Cognitive surrender is an essential new term that’s arisen to describe the abdication of our own reasoning to a machine that sounds fluent, confident, and authoritative. Studies are showing that when people interact with AI tools, they accept flawed reasoning at a startling level (almost 75% of the time). Not because they don’t have the capacity to reason better themselves. But because it is easier not to question. As a writer, it will likely come as no surprise that I’m leery of outsourcing. I worry about dulling not just my cognitive capacity, even more so my creativity.
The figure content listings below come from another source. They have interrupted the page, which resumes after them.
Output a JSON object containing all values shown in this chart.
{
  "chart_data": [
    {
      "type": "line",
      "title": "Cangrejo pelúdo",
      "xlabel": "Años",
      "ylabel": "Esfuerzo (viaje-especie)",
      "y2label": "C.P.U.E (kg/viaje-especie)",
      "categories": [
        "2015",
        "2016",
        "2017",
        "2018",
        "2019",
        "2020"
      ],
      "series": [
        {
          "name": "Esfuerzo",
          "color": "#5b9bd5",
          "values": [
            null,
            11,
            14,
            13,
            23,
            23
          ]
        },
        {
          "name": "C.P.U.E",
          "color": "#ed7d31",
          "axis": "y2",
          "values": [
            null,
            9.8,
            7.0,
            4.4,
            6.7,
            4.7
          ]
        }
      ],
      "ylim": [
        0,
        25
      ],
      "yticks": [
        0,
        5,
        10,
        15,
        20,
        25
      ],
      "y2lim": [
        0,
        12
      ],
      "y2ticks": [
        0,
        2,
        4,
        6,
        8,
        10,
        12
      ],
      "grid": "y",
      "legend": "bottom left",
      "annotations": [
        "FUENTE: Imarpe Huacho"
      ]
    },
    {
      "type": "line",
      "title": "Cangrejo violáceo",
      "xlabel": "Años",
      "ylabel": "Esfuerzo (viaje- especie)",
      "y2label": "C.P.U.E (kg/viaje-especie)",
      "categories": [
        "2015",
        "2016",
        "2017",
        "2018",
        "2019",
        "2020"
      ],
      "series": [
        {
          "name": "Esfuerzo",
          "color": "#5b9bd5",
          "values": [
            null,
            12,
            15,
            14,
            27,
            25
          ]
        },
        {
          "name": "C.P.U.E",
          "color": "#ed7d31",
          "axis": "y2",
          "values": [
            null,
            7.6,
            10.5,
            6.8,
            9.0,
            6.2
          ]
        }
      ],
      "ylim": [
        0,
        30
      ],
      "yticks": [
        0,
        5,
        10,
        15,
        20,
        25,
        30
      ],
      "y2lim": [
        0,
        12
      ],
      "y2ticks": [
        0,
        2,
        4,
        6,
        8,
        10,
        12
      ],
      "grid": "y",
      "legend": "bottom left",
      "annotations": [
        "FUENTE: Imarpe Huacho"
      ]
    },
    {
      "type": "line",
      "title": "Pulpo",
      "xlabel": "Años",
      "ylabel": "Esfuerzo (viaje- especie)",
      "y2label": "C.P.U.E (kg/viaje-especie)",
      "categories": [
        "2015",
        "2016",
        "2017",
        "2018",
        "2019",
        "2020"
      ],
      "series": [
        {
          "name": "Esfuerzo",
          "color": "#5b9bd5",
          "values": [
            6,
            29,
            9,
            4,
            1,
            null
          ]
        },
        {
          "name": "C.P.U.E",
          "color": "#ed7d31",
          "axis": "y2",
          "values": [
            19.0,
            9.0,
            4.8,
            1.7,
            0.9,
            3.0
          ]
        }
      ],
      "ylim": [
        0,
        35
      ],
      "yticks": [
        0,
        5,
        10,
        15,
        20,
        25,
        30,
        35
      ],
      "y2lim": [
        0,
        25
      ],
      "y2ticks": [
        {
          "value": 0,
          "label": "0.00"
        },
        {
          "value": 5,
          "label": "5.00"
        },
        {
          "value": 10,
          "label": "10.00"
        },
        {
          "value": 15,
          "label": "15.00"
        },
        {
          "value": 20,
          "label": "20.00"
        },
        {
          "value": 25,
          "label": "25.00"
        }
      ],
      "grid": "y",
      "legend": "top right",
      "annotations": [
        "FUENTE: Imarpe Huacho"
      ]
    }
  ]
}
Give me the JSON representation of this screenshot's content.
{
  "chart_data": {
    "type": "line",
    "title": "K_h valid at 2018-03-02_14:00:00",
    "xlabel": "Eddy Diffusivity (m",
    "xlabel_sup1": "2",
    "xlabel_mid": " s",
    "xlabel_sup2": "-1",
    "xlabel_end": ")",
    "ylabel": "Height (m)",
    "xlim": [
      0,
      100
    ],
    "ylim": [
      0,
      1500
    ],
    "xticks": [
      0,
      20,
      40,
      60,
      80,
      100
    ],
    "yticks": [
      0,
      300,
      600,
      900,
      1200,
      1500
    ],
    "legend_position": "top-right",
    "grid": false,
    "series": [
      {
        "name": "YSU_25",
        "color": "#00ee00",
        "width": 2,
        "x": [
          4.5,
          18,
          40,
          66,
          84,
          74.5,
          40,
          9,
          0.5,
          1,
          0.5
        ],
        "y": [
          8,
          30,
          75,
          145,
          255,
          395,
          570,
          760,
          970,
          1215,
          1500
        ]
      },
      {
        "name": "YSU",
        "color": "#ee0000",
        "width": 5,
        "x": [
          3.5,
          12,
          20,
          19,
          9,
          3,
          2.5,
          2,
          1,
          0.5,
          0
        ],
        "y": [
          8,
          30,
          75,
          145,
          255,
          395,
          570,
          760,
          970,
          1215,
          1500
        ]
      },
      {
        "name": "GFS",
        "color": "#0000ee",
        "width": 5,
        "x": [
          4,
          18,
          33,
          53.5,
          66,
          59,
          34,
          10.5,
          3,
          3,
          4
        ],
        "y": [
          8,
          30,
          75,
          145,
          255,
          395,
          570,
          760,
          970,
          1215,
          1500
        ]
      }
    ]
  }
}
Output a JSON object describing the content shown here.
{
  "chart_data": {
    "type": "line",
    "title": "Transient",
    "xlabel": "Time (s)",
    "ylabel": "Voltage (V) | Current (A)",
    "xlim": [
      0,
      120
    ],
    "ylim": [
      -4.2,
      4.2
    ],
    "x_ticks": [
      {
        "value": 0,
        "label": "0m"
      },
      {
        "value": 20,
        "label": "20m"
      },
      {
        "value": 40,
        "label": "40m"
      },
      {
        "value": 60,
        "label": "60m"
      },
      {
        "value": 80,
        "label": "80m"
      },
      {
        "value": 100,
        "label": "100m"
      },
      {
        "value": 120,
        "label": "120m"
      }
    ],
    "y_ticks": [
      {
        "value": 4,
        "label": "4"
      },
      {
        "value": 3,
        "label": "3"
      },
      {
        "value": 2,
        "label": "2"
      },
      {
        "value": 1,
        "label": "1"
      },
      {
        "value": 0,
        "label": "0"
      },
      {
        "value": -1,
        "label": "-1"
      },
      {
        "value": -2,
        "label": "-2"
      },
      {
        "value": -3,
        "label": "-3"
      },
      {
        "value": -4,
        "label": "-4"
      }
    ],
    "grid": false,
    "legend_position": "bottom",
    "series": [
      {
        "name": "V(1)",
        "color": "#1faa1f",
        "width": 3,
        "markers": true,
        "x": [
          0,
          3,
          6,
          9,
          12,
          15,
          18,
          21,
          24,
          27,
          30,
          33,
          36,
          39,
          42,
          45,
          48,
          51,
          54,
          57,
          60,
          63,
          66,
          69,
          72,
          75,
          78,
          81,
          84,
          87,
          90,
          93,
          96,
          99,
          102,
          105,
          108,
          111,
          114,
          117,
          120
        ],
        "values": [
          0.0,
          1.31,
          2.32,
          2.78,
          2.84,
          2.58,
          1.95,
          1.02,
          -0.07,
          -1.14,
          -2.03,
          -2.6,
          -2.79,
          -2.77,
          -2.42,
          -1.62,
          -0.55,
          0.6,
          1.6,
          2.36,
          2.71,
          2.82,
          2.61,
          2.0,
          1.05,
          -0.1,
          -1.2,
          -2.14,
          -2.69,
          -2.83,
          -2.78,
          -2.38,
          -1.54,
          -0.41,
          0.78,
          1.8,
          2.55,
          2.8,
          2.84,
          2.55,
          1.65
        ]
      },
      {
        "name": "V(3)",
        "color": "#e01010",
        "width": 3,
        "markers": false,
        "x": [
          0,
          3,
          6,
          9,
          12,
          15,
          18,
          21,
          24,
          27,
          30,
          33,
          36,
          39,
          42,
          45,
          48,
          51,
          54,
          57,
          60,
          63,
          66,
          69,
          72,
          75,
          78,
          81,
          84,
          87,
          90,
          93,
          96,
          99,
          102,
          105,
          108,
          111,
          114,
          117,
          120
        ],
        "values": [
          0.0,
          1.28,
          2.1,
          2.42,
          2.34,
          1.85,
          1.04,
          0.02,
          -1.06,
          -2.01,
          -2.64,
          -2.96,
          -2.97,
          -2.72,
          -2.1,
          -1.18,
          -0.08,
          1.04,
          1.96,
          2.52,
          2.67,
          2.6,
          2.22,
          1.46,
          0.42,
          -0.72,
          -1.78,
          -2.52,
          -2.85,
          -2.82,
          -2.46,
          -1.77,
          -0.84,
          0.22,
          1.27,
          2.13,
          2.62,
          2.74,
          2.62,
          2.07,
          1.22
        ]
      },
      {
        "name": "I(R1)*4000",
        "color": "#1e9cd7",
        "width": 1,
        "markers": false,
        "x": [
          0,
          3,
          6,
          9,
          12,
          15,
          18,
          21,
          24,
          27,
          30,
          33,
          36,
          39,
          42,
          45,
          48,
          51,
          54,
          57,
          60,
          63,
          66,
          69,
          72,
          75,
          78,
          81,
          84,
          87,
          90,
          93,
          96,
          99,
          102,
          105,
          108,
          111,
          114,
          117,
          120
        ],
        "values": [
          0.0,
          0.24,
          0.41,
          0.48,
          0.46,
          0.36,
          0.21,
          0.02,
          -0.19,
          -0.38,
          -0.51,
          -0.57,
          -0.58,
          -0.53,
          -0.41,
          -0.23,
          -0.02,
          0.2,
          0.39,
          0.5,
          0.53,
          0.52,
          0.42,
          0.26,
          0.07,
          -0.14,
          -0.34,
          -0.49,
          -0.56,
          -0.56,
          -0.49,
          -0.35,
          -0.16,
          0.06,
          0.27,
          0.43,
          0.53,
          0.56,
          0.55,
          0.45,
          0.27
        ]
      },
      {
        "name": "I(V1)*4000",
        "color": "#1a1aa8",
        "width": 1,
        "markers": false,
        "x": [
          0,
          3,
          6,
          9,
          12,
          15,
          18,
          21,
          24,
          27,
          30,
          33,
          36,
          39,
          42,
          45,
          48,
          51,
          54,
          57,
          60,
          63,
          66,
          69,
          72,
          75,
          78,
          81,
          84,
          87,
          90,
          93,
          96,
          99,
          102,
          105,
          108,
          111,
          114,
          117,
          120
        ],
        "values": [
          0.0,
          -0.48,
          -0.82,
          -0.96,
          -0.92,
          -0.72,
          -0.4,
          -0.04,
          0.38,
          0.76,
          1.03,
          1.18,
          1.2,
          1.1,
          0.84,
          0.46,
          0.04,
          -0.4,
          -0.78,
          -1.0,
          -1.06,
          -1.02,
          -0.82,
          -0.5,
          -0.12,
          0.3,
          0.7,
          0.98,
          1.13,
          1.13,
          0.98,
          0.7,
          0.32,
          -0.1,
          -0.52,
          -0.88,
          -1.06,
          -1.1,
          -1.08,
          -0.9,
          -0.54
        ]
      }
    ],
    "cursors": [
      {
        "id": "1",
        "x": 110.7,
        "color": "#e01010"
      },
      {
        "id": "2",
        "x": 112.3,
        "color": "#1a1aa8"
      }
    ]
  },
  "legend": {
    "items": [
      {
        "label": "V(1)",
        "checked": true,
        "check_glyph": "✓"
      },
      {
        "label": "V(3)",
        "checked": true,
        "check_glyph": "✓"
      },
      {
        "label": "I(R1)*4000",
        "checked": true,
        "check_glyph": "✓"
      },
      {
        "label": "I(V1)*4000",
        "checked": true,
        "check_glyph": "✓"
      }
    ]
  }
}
And, yes, I have started working with AI tools, because I also think it’s important to understand what these machines are all about and how I might use them in an un-surrendered manner. I almost used the word collaborate in that last sentence, instead of use. I chose not to, because I’m not yet ready to acknowledge these machines as entities. That feels like surrender. This from someone who is more than willing to see trees as sentient beings well before reading Michael Pollan’s new book, A World Appears.
I am exploring the border between surrender and leveraging these cognitive machines to free my time for deeper engagement with the world. More akin to my vacuum cleaner than a friend.
I have been thinking a lot about surrender in my body, too. Every time I read an article about aging and activity, which tells me that I should move more gently, now that I’m on the verge of a new decade, a part of me growls protectively. Not yet.
This physical version of surrender can be seductive. Messaging that encourages the little voices that say: I’m older now. Intensity is harder. Recovery is harder. Maybe I should just… let these things be harder. Be gentle with myself. Slow down. Stop. Lie down. The End. Okay—those last four are the hyperbole kicking in.The reasoning (without exaggeration) arrives fluently, confidently, with authority. And, as with AI reasoning, if I’m not careful, I might accept these blandishments about aging without interrogating the particularities of my own case.
I see the parallel this way: an authoritative-seeming signal in the form of an AI answer or an aging body; the availability of a path of least resistance; the ways that acceptance is not neutral, reshaping what we expect of ourselves and ultimately what we are actually capable of.
What the cognitive surrender research captures is that the problem isn’t using external tools. We humans have been off-loading cognitive tasks for a while now. Thank you, calculators. The red flag is what happens when we stop verifying. When silken reasoning substitutes for truth. When we accept not because we’ve evaluated, but because it’s so frictionless (and pleasant) to not expend the effort.
In the physical realm, adjusting our expectations as we age is not always surrender. Of course not. Surrender is unexamined acceptance. Letting the message of limitation go unchallenged. Sliding past the effort of finding out just what we are still capable of.
I turn 60 this year. I’d like to say I feel easy, breezy about that. I don’t. I’m in search of the right balance of grace and grit. I have set myself the goal of running a half marathon (21 kilometers or 13.1 miles) every month. Twelve months, twelve runs (among all the other runs I will do). When I was younger, that distance was a regular sized effort. Last year, I did not run that distance even once. And my year culminated in foot surgery in late November (which I wrote about here).
The decision has an element of stubbornness, to be sure. I am a Taurus, after all. On New Year’s Day, I started the year running 21k with my brother on mountain trails. I had a genuine concern that I would not run the whole distance. It took a while. I got it done. I was inspired. And so, this challenge. As I write this, four 21k are done. Eight to go.
I hear the voices that tell me: You’re not built for this anymore. I’m checking their veracity. They might be right. I might not be up for the challenge. I want to be gentle with myself, if I’m not. This is not about punishment. It’s about exaltation. The joy of discovering, each month, that I still have the capacity.
When I was a child, my mother always made us take the stairs. I remember glancing longingly at elevators as we passed them by. Now I live on the eighth floor, and I take the stairs almost every time I leave or come home. Not always. I’m realistic, not rigid. Not because I’m proving something. Because the habit of not surrendering has become its own kind of instinct. My mother was training something in me: the reflex to push gently against the available convenience, to stay curious about what I might actually be capable of.
The AI researchers found that people with higher fluid IQ scores were more likely to maintain their own judgment under pressure. I do not claim any extra intelligence. I think gentle resistance is more about habit. The habit of fact checking.
This is what I want to hold onto as I run my way through this year, one half marathon at a time. Not the delusion that there no limits that come with age. I have plenty. Instead, I want to cultivate the discipline of inquiry, to distinguish real limits from the limits that are presented with confidence, waiting for me to accept them without scrutiny.
My body, like a large language model, will tell me what it thinks I want to hear in smooth and reasonable tones. Rest. Take the elevator. Watch Netflix.
Sometimes my body is right. And I will be dancing with surrender and resistance, until I find the choreography that leads to graceful, gritty acceptance.